[Optional] Supervised & Unsupervised Learning, Neural Networks. [Must have] Good knowledge of linear algebra and probability.
Course description
This course covers the theory and practice of Reinforcement Learning (RL), focusing on sequential decision-making under uncertainty. Topics include Markov Decision Processes (MDPs), value functions, Bellman operators, dynamic programming, Monte Carlo methods, temporal-difference learning, function approximation, deep RL, policy gradients, actor–critic algorithms, exploration strategies, and safe/model-based RL for robotics and control applications.
Course objectives
Equip students with the ability to model, analyze, and implement RL algorithms
Develop theoretical understanding of convergence, stability, and bias–variance trade-offs
Enable application of RL methods in simulation and control contexts
Provide hands-on experience implementing classic and modern RL algorithms
Learning outcomes
Formulate control and decision problems as MDPs/POMDPs
Derive and implement dynamic programming, Monte Carlo, and temporal-difference algorithms
Analyze convergence properties and stability under function approximation
Design and implement policy gradient and actor–critic algorithms
Integrate model-based and safe RL components (e.g., MPC) for real-world tasks
Week 8 — in class, closed book. One A4 cheat sheet allowed.
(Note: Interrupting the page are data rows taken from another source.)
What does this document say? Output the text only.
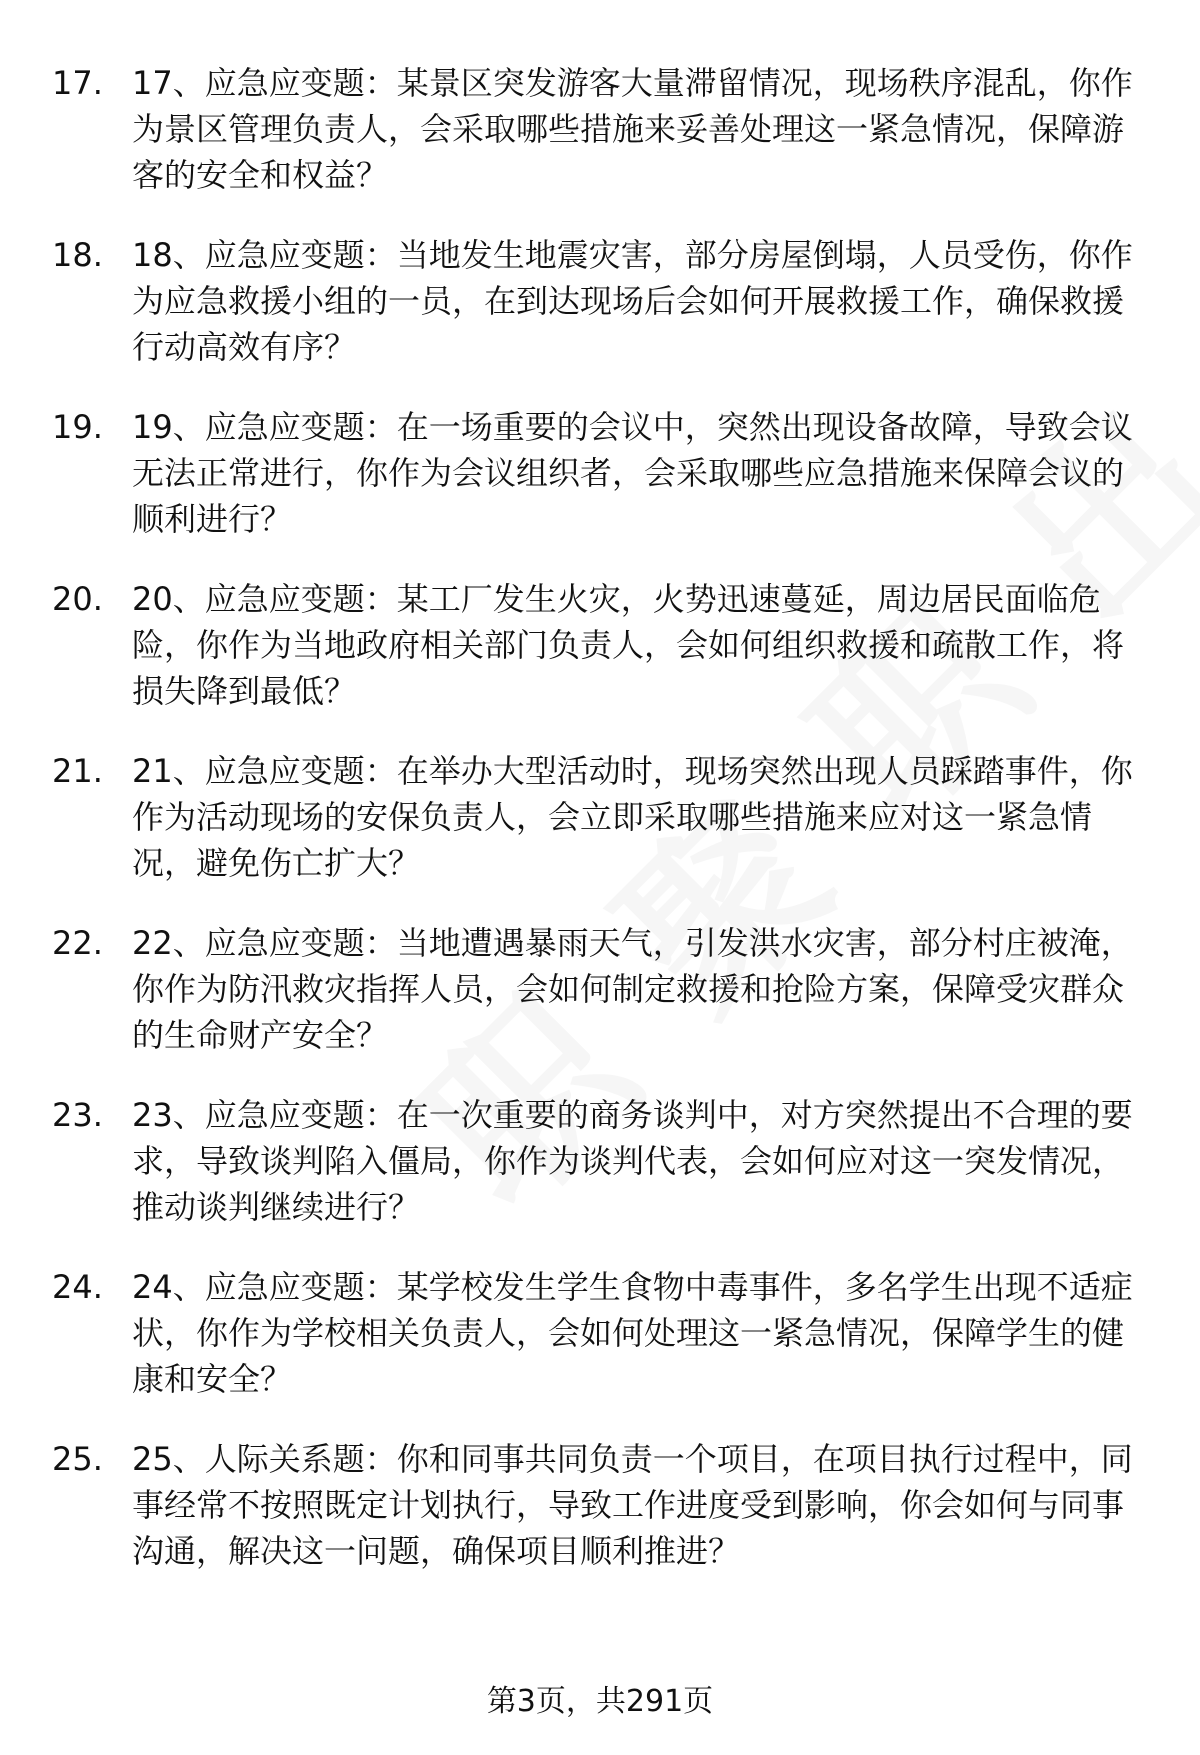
17. 17、应急应变题：某景区突发游客大量滞留情况，现场秩序混乱，你作为景区管理负责人，会采取哪些措施来妥善处理这一紧急情况，保障游客的安全和权益？
18. 18、应急应变题：当地发生地震灾害，部分房屋倒塌，人员受伤，你作为应急救援小组的一员，在到达现场后会如何开展救援工作，确保救援行动高效有序？
19. 19、应急应变题：在一场重要的会议中，突然出现设备故障，导致会议无法正常进行，你作为会议组织者，会采取哪些应急措施来保障会议的顺利进行？
20. 20、应急应变题：某工厂发生火灾，火势迅速蔓延，周边居民面临危险，你作为当地政府相关部门负责人，会如何组织救援和疏散工作，将损失降到最低？
21. 21、应急应变题：在举办大型活动时，现场突然出现人员踩踏事件，你作为活动现场的安保负责人，会立即采取哪些措施来应对这一紧急情况，避免伤亡扩大？
22. 22、应急应变题：当地遭遇暴雨天气，引发洪水灾害，部分村庄被淹，你作为防汛救灾指挥人员，会如何制定救援和抢险方案，保障受灾群众的生命财产安全？
23. 23、应急应变题：在一次重要的商务谈判中，对方突然提出不合理的要求，导致谈判陷入僵局，你作为谈判代表，会如何应对这一突发情况，推动谈判继续进行？
24. 24、应急应变题：某学校发生学生食物中毒事件，多名学生出现不适症状，你作为学校相关负责人，会如何处理这一紧急情况，保障学生的健康和安全？
25. 25、人际关系题：你和同事共同负责一个项目，在项目执行过程中，同事经常不按照既定计划执行，导致工作进度受到影响，你会如何与同事沟通，解决这一问题，确保项目顺利推进？
第3页，共291页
Coverage: Topics from Weeks 1–7 (MDPs, Bellman equations, DP, MC, TD, Function Approximation, DQN)
Projects
Course Project: Students select a domain (preferably robotics or control), implement one or more RL algorithms, and write a 6–8 page report including methodology, experiments, and analysis.
Project Proposal: Week 11
Checkpoint: Week 14
Final Presentation: Week 15
Topics may include safe RL, model-based RL, multi-agent RL, exploration strategies, or novel applications.